Tuesday, February 21, 2017

Why We Should All Think Like Scientists

On Tuesday mornings I get to talk on WKYB, Danville's country radio station. This was our topic today.


Jonathan Haidt, a leader in positive psychology, emphasizes that we human beings are not selfish individuals, but a groupish social species. It is overwhelmingly a good thing that we are attached to our groups.  We try to be loyal to the group, and believe what it believes.

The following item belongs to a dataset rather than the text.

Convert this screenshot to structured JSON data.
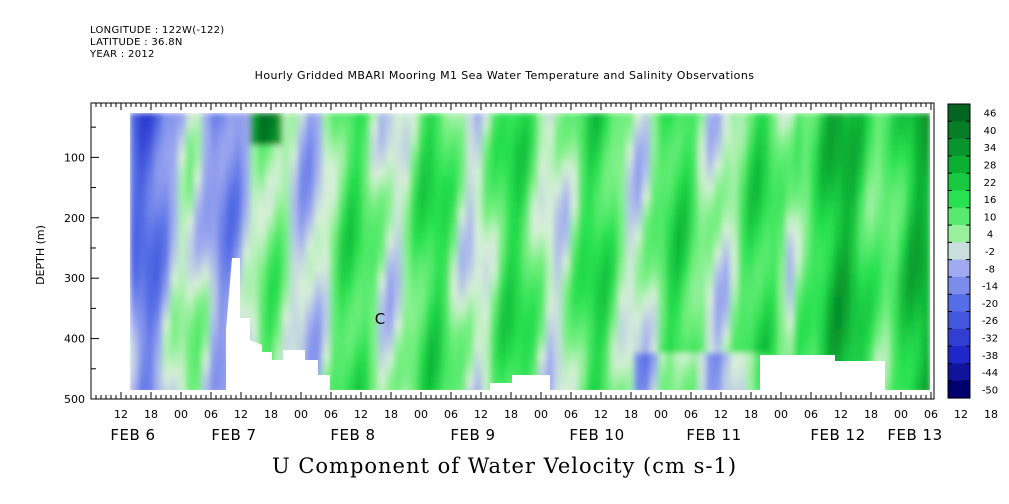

The bad thing that can happen from our groupishness, though, is that we tend to seek evidence that supports what the group already believes, and reject evidence which contradicts this belief.  We have a strong "confirmation bias." This bias is not simply a feature of some people's individual psychology, but of everyone's natural (and mostly admirable) tendency to be loyal to our group. Haidt, in The Righteous Mind, writes "For non-scientists, there is no such thing as a study you must believe."

Science, by contrast, is the honest search for truth.  It is a hard discipline of reason and of moral candor.  All of us act like scientists in this regard sometimes.  And professional scientists do not always live up the high standards of science, even in their scientific work.

The great virtue of thinking like a scientist, a virtue we can all follow, is the ability to steel ourselves to follow the evidence wherever it leads, even if that means rejecting a cherished belief of our group. This is our best defense, as individuals, as groups, and as society as a whole, against false beliefs and the hopeless conflicts they engender.

Truth is in order to goodness, and thus to happiness.